Unfortunately there is still a large variance in the latency and some requests took up to 16s. This was probably due to the postgres instance being under load during the load test, and isn’t unexpected. But it’s also possible that there is some mutex pressure around the rtree and ristretto usage, and is an area I am exploring and tweaking.
Here’s a graph of the change in latency before and after the cache was deployed to production. In production the latency changes were not as dramatic, due to our use of third party services which add extra latency outside of our control. But the general improvement in latency was quite obvious and interesting to see, along with the obvious improvement in max server throughput.
Below is a 24hour view of the latency change after the geocache was deployed live. The quick dip was basically due to a load test being run on production to test things. Latency dropped much more, likely due to the load test traffic being already cached.
Below is P90 percentile latency change. From ~35ms to ~11ms, which is atleast 3x, for 90% of the requests. For about 50% of the requests, we still handle requests in less than 1ms.
After a couple weeks of running the geocache in production, the results were good and everything seemed safe.
Looking at latency distribution for the past week, max latency was 315ms (much less than 16s we saw in the staging load tests). The geocache (Rtree+Ristretto combination) implementation handled most (over 75%) of it’s querying in less than 0.5ms even when dealing with up to 150k rpm.
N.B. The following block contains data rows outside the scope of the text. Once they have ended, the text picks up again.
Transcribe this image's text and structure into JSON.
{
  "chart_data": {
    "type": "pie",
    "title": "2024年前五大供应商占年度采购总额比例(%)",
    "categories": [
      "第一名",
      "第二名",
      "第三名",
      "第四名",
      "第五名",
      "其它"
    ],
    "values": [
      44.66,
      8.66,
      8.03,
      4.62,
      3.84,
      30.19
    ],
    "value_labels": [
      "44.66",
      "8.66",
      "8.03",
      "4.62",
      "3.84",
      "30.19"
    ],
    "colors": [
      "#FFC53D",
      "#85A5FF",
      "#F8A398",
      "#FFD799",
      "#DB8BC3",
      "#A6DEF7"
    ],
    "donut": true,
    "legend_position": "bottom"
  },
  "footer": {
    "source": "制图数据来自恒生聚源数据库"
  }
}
- Ristretto as an inmemory store + tidwall/rtree implementation for bounding box indexing is a great combination for building a geocache.
- As long as mutexes are used precisely and only covering single operations at a time, mutex pressure was not a big problem for our <10k rpm per pod.
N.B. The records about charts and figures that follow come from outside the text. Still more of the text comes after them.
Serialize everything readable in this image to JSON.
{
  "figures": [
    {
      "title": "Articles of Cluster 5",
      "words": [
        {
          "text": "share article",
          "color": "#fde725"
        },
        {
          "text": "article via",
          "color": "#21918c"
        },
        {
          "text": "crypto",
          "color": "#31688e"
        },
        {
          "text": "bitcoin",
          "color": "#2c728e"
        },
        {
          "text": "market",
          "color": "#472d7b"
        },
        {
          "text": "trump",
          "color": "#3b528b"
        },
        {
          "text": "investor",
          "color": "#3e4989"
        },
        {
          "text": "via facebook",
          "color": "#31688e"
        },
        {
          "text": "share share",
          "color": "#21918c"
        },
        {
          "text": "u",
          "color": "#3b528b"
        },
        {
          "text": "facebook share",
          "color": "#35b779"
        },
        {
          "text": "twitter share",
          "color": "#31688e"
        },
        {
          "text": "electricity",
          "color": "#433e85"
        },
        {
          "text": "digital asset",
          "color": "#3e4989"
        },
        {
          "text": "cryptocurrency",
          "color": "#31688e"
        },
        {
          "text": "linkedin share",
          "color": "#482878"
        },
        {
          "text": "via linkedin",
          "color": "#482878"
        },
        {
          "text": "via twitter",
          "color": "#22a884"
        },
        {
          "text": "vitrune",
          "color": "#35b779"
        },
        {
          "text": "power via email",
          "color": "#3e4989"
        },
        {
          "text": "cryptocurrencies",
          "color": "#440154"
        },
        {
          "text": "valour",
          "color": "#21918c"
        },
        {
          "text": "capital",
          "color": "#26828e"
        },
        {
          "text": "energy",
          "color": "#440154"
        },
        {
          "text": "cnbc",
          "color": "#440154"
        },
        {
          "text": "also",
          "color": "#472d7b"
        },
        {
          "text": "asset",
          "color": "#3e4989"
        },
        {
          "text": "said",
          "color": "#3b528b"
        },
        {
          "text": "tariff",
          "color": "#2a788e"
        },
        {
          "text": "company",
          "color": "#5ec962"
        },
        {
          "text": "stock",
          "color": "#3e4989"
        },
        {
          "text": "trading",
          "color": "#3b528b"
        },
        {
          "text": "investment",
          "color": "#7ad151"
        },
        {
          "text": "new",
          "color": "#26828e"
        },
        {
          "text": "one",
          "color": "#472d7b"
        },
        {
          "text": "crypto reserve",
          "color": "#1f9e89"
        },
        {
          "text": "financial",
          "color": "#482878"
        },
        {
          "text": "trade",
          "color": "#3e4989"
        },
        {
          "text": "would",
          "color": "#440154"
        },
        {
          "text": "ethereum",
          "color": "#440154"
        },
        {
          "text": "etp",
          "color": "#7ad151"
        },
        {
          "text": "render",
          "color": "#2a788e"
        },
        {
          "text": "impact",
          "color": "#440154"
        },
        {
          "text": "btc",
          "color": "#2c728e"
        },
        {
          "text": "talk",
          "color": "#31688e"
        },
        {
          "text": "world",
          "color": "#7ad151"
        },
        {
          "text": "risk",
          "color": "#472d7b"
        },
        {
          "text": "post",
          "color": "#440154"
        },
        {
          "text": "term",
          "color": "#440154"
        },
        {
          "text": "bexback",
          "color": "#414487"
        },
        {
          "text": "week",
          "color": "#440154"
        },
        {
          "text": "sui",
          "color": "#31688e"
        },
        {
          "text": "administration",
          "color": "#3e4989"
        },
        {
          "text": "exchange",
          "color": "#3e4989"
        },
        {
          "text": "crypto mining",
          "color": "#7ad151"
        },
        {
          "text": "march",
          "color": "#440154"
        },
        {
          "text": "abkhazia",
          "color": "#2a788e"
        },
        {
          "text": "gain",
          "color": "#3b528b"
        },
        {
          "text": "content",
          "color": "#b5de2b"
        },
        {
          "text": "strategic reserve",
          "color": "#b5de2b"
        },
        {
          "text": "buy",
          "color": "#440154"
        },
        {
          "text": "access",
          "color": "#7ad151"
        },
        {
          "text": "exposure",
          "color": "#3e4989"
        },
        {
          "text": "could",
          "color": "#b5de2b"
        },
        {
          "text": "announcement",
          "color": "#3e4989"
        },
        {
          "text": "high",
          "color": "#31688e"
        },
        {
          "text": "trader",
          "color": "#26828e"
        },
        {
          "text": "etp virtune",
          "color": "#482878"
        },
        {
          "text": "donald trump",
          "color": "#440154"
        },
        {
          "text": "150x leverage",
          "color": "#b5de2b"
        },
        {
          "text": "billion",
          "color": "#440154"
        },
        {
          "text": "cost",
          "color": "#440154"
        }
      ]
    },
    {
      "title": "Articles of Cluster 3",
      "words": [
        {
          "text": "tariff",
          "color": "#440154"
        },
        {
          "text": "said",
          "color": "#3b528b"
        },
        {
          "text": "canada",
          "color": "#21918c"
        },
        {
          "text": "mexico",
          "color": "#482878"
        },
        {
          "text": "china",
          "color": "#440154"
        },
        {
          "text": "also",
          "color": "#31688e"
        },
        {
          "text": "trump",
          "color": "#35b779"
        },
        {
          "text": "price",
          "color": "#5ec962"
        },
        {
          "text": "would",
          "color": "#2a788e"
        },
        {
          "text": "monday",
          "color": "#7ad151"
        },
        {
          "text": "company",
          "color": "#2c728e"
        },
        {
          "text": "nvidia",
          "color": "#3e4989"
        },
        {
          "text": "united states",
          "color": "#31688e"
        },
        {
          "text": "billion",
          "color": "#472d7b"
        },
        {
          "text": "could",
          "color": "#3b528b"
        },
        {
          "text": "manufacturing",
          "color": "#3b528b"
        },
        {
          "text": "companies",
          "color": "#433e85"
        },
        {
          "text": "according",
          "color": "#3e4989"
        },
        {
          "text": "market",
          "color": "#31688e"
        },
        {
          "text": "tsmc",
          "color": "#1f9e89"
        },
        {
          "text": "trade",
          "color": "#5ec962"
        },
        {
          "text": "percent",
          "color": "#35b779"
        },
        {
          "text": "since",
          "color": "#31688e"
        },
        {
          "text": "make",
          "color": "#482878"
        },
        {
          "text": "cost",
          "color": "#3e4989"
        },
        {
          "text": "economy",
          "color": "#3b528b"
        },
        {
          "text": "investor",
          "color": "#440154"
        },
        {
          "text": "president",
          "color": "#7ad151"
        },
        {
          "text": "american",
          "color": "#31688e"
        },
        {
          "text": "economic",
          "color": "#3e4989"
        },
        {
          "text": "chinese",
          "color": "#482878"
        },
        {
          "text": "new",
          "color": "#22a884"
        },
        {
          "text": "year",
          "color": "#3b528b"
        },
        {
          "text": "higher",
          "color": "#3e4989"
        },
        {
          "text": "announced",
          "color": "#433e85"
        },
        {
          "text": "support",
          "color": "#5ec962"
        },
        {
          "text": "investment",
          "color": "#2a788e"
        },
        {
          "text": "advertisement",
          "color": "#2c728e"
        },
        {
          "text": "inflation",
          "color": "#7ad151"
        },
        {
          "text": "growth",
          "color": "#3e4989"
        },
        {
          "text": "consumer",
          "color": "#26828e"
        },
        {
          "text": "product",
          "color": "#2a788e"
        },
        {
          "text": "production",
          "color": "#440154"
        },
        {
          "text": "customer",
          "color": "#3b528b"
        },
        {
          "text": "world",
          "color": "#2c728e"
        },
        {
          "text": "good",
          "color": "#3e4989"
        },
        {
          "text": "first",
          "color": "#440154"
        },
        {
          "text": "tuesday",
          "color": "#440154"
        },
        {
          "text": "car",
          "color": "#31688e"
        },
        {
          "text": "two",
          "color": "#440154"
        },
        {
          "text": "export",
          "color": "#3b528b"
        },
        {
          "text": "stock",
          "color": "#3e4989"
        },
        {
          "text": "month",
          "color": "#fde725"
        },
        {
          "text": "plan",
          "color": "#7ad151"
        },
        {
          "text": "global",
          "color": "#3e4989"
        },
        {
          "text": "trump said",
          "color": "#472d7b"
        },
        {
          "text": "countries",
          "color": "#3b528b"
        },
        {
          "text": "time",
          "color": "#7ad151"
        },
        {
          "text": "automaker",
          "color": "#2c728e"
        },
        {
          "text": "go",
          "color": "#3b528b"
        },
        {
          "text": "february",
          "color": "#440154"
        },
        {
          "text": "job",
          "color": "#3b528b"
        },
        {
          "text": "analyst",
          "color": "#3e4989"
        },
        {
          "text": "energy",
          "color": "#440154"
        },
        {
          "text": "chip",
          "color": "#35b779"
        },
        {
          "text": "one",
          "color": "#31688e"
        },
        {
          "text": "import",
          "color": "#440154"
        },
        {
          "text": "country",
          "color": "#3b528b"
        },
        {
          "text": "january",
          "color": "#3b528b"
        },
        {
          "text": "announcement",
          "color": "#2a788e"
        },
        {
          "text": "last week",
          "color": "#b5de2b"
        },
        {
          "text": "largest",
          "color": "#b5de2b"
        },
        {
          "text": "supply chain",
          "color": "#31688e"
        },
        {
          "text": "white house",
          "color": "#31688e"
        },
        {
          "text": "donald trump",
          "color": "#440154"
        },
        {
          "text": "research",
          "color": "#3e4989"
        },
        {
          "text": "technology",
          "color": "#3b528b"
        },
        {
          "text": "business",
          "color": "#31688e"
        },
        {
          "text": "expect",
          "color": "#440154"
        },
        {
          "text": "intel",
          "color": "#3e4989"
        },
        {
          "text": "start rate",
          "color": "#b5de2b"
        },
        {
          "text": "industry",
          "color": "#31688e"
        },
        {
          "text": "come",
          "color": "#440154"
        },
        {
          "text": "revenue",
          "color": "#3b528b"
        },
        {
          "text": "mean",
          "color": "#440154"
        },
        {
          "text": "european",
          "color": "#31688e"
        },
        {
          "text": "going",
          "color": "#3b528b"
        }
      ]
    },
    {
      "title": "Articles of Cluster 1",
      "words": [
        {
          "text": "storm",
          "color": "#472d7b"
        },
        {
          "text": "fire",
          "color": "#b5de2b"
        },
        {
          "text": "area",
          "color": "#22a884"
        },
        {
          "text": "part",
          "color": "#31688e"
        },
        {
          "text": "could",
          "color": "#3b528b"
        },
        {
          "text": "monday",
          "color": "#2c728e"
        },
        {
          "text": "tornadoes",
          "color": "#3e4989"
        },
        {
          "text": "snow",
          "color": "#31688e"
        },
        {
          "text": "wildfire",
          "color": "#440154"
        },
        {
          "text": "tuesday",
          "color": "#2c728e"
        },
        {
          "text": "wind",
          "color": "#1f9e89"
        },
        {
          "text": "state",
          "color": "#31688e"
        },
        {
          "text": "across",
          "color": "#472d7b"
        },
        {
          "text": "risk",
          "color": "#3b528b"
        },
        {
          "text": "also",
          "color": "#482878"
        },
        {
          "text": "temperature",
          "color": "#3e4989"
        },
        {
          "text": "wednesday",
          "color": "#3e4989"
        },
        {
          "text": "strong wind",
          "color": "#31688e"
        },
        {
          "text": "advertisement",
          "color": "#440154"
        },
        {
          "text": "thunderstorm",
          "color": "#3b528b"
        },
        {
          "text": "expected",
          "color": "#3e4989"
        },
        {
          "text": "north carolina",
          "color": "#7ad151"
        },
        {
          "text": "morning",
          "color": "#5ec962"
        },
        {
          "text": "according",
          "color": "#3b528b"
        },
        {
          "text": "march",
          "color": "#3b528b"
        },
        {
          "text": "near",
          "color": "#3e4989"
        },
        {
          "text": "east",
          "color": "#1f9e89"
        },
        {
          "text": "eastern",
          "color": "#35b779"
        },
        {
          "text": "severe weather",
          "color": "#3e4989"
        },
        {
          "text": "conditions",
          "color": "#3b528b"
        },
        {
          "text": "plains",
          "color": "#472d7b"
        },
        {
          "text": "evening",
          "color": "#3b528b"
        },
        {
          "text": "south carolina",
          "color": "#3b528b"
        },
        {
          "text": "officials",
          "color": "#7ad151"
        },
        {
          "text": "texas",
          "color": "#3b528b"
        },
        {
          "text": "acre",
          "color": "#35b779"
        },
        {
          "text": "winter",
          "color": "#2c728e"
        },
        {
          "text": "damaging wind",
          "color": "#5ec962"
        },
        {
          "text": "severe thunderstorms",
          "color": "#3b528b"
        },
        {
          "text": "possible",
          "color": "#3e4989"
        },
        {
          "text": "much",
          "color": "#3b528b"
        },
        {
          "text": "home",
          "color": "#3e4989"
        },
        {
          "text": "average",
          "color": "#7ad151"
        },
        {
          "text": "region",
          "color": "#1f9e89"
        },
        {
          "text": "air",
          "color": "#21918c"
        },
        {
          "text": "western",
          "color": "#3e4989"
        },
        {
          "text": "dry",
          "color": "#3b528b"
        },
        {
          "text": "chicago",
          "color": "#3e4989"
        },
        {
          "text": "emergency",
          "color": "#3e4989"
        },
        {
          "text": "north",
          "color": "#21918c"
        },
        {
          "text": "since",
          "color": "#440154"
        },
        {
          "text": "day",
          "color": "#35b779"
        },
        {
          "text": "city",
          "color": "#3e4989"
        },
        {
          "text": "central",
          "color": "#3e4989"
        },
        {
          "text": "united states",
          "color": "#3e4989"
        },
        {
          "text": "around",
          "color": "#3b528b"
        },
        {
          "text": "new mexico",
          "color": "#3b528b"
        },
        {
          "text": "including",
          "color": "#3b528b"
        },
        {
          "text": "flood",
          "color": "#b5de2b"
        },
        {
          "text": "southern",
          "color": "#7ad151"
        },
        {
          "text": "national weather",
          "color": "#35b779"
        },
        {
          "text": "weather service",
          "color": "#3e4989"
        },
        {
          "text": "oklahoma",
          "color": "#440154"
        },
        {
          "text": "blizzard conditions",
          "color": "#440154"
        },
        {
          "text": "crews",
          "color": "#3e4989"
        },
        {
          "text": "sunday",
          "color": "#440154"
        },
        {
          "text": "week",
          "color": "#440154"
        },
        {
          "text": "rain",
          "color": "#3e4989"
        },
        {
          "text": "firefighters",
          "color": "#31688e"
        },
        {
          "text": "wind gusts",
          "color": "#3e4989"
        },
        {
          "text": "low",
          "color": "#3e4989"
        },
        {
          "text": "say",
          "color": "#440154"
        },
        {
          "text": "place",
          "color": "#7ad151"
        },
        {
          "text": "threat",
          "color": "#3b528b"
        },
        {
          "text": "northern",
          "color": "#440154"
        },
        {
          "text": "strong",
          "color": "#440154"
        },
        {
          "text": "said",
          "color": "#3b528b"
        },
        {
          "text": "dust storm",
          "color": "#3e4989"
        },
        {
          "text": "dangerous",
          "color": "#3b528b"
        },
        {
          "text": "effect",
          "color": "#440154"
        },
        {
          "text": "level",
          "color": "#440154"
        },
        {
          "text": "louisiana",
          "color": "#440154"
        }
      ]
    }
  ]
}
- While s2 is much faster than an RTree for general point in shape queries (O(1) for s2 vs O(log n) for RTree), a lot of applications can escape the complexity of manual geo index management by just using an RTree. Especially since s2 indexes are immutable and designed to be read only.
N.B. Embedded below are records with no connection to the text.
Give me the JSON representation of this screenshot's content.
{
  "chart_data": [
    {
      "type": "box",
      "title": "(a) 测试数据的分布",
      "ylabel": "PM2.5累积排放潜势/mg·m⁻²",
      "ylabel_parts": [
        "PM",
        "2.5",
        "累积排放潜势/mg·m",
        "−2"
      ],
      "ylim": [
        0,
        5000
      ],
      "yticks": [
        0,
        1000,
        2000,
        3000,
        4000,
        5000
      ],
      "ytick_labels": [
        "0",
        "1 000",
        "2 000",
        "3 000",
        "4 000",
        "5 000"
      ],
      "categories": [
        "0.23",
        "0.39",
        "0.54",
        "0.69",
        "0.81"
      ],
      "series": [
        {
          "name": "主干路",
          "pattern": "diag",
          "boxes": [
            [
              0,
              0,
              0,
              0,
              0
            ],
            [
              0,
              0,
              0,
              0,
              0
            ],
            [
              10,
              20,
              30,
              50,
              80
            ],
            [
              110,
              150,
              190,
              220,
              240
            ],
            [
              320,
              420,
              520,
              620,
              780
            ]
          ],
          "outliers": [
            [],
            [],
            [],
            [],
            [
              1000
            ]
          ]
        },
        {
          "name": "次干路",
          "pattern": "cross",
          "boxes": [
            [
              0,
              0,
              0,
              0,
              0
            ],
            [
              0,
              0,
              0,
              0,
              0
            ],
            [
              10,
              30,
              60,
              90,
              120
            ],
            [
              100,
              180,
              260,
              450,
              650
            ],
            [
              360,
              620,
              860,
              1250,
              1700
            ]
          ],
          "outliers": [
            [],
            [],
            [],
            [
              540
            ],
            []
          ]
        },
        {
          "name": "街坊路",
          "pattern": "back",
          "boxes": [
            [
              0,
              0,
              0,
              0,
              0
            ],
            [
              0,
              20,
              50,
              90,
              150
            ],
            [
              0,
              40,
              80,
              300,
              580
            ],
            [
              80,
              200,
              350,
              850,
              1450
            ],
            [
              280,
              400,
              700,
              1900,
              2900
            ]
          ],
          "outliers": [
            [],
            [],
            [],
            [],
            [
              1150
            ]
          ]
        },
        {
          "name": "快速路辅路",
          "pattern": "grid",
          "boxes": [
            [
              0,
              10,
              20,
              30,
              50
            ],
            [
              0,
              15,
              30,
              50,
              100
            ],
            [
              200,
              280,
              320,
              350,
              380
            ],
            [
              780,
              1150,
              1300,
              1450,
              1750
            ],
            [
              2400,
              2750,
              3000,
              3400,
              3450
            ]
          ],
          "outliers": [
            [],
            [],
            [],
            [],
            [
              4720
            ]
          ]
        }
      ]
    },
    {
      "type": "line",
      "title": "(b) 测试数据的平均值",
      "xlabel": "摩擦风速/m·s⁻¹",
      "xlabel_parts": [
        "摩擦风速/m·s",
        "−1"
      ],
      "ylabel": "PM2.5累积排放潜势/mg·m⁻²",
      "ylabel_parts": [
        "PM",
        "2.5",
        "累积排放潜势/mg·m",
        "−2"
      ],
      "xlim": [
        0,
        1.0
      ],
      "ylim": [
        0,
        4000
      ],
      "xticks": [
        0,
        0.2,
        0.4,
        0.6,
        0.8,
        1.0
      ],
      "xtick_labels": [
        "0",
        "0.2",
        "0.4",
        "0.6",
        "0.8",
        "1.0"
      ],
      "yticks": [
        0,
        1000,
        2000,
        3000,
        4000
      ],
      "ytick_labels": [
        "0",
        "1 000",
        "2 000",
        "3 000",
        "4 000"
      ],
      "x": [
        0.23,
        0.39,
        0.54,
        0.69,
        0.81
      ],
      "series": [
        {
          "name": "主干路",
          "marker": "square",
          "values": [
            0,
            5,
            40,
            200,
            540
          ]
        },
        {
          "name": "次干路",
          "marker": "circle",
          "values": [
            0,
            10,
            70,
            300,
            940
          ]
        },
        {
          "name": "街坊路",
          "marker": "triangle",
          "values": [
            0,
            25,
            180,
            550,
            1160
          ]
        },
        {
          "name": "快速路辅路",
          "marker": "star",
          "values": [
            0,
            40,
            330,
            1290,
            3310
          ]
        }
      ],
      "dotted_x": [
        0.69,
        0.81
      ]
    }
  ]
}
- We limited Ristretto to 500mb of memory, and this has been enough to handle our <20,000 polygons and metadata. Though I need to check how much evications are happening. But Ristretto is really good at managing it’s allocated memory, with support for least frequently used eviction policies.
- Even though postgis is also implemented using an RTree, we get better performance and speed(latency) that what postGIS gave us. This could be due to a combination of the postgres network latency and postgres having to manage the complexity of dealing with the data in the disk and hot swapping the data to memory?
- Storing the data as raw golang structs without any custom serialisation(json or protobuf), was a win as this saved us CPU cycles previously spent on serialisation and deserialisation. It was nice that Ristretto allowed us index arbitrary structs without any JSON or binary marshalling step which we’re used to, with embedded databases/caches.
- We probably don’t need to worry about scaling postgres for a while. If anything, we could investigate scaling it down. In the past week, our CPU usage has averaged around 0.5% (compared to regularly hitting 100% during load tests in the past). We only got to 2.5% during the last load test. This is because most of the requests that would go to postgres are now handled by the geocache.
Possible improvements which we probably will never need:
- Improve geocache concurrency, by using a sharded bucket implementation for our RTree, so we don’t have to block on the entire tree for every write, and would only need to lock on a single bucket. (Ristretto is implemented like this)
- Have a separate write buffer, from the RTree, so we catch writes in a separate tree/cache and batch writes to the tree, to reduce lock contention, etc.
- Instead of performing the Ristretto lookups while searching the tree, we could build a list from the search and then look them up from Ristretto and perform the point in polygon lookup in a different step. This could be a quick win, but I can’t tell without testing it for sure.
But I think we can survive without any of these improvements for a while.